Buckwheat groats, also called kasha, are hulled grains from the buckwheat plant often found in Eastern Europe and Russia. Buckwheat is low in fat and contains niacin, vitamin B6, riboflavin thiamin, magnesium, copper, phosphorous, iron, and zinc. It also contains all essential amino acids, making it a complete protein which helps with muscle-building. Add cooked buckwheat to salads, use it as a side dish, or add fruit and honey for a healthy oatmeal alternative.
A great alternative to rice or couscous and often used in soups and salads, bulgur is a grain often used in Middle Eastern cuisine. It's made from hard red wheat and sometimes softer, white wheat. Bulgur is high in fiber (18.3 g per serving) and manganese. It also contains niacin, iron, and vitamin B6. Quick and easy to cool, bulgur can blend easily with toasted nuts (walnuts, pine nuts, pecans), berries, or veggies to make a healthy side dish.
One of the world's oldest grains, amaranth is a South American grain that can be used in place of rice. Gluten- and wheat-free, amaranth is high in protein (9 g per cup) and amino acids like lysine, cysteine, and methionine, which aren't found in as high concentrations in other grains.

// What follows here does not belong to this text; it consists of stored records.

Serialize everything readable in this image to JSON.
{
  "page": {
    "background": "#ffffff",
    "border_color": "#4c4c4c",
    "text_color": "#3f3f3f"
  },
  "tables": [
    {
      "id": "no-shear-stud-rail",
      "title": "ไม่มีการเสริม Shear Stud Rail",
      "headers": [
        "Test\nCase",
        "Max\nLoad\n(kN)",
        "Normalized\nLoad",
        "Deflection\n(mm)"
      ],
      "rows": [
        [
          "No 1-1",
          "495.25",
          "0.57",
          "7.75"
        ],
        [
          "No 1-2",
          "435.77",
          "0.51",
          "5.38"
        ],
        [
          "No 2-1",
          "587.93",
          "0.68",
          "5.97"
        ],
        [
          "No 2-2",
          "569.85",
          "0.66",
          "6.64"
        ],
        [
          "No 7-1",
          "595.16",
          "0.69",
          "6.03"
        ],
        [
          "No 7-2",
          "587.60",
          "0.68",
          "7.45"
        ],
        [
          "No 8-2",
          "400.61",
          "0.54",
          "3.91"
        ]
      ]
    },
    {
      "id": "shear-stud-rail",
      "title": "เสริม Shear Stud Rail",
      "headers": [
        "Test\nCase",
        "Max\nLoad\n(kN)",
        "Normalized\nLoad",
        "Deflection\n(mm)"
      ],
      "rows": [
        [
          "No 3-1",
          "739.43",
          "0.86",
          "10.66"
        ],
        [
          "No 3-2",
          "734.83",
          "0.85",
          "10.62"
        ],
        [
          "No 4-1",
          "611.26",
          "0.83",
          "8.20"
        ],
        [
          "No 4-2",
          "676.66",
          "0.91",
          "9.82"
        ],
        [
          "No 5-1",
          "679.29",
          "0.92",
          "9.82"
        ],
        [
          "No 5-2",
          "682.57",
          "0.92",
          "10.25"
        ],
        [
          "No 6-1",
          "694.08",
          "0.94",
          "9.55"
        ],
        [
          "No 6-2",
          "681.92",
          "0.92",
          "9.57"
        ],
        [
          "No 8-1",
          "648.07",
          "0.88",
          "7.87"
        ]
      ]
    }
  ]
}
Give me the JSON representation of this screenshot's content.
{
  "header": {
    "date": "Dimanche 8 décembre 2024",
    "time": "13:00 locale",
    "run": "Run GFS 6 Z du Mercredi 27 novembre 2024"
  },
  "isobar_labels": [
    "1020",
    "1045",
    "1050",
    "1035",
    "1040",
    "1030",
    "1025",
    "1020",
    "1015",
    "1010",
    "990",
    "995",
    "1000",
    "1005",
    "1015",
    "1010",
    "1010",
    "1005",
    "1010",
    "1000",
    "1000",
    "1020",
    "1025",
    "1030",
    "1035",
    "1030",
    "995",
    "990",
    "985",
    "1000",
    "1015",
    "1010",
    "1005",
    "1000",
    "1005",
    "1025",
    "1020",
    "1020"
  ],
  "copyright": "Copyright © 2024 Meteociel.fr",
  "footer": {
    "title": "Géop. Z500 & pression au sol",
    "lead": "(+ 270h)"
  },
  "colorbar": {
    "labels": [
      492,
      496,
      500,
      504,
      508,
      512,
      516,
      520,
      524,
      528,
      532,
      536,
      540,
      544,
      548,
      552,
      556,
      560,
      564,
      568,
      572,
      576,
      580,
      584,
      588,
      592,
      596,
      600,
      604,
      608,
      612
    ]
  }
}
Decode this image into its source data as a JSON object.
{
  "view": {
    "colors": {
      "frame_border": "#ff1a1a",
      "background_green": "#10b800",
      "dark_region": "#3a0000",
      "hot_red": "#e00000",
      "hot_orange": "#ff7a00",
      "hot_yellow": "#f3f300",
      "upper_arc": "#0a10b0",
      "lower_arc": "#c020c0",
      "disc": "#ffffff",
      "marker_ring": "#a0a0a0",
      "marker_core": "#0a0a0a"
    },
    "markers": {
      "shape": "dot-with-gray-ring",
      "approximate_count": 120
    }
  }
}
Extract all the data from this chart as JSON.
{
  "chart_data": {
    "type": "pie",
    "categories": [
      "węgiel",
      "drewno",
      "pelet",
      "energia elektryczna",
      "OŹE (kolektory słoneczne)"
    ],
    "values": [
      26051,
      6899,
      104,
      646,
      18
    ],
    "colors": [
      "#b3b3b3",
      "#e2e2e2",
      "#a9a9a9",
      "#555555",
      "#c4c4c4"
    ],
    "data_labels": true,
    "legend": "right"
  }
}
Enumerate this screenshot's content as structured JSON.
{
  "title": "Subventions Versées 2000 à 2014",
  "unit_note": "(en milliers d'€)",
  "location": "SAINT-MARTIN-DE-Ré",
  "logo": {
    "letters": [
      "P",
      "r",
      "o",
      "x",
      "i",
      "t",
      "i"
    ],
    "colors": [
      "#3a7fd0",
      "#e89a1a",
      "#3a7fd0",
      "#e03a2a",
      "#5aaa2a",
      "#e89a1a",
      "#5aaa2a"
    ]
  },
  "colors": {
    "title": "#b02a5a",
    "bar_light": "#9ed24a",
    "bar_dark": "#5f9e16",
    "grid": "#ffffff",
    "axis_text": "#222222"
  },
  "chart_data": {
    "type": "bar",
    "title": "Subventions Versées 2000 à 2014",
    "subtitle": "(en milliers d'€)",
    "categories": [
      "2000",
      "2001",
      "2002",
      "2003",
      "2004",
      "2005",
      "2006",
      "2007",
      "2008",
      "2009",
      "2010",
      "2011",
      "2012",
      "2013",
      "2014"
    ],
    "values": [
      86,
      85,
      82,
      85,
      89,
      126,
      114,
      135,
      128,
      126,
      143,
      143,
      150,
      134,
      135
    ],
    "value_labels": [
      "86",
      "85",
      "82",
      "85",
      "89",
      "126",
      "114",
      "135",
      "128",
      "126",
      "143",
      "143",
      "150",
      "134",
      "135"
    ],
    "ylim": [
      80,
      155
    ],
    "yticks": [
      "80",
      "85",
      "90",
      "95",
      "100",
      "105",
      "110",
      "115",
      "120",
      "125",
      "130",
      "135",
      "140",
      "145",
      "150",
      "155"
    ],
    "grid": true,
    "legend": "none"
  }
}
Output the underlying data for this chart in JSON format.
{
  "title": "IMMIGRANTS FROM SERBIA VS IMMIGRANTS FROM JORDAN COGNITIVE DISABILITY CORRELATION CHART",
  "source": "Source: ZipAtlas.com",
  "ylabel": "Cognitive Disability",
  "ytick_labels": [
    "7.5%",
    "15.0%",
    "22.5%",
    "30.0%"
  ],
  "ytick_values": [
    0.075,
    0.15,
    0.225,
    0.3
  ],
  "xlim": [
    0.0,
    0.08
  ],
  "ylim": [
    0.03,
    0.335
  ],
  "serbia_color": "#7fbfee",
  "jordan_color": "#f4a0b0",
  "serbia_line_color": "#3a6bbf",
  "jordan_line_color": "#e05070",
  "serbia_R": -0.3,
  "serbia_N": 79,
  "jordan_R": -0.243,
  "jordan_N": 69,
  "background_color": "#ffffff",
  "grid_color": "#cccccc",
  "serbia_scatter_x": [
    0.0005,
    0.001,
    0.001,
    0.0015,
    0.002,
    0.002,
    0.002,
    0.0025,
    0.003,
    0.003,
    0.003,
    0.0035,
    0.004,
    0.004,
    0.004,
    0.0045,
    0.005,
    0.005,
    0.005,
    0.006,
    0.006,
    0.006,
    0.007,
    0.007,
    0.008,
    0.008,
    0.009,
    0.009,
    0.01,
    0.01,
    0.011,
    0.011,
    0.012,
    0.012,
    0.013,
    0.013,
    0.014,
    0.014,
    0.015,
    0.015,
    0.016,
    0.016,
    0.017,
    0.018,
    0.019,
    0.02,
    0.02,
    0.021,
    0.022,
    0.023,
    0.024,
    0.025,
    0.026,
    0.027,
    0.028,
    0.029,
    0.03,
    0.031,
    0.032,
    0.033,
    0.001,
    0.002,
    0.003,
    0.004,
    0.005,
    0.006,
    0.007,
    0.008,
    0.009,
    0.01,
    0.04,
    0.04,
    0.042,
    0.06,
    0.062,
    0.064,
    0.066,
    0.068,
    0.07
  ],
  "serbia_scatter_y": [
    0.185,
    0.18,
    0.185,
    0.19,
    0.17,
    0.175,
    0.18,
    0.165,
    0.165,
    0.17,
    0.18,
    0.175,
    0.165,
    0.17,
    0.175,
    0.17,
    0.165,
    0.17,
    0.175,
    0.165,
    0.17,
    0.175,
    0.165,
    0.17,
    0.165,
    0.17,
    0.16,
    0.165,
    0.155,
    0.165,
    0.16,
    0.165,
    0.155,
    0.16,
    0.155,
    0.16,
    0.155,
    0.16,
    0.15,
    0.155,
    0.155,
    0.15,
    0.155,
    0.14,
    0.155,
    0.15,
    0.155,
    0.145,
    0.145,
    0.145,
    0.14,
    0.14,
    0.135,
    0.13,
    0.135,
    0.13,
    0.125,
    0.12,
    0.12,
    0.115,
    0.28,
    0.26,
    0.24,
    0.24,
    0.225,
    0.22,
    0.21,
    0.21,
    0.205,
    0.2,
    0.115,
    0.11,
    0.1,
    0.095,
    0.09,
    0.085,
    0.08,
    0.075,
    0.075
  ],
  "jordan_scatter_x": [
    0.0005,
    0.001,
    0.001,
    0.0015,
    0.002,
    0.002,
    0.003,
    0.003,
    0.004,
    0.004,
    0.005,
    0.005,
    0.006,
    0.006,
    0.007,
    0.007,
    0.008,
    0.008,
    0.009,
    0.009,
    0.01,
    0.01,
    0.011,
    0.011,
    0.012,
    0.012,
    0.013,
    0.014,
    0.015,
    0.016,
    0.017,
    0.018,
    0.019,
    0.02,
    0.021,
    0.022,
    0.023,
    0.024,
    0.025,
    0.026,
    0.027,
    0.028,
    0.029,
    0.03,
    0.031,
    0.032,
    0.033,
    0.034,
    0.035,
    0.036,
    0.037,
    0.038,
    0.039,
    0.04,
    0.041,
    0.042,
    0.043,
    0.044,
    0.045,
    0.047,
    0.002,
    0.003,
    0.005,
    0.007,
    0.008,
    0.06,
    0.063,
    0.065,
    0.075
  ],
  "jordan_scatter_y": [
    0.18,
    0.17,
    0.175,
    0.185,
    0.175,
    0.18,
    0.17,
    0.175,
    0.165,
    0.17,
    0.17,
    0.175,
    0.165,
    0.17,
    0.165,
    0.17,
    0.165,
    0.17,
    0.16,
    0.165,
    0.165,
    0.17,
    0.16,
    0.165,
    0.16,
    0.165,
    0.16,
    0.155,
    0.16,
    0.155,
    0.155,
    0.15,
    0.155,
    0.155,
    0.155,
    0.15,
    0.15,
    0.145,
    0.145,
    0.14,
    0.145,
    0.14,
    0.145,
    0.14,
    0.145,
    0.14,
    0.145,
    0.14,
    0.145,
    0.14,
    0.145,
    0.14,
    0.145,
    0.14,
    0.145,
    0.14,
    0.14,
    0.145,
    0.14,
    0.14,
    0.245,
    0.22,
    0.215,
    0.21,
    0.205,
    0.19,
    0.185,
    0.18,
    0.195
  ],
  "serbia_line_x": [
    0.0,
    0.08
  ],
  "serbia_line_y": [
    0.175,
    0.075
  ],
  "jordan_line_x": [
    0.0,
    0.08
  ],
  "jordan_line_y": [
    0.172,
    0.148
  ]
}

A single serving of amaranth has vitamin C, iron, and calcium. Cook amaranth in water or chicken stock with vegetables for dinner. It's nutty, malty taste also makes it a perfect choice for breakfast when blended with nuts, dried fruit, and milk.
Finally, some other ancient grains worth experimenting with are: farro, spelt, wheat berries, kamut, teff, and polenta. In this recessionary era of increasing food prices, these ancient botanical miracles deserve to be RE-recognized as inexpensive, unprocessed, nutrient-rich, AND delicious ways to stay lean and healthy!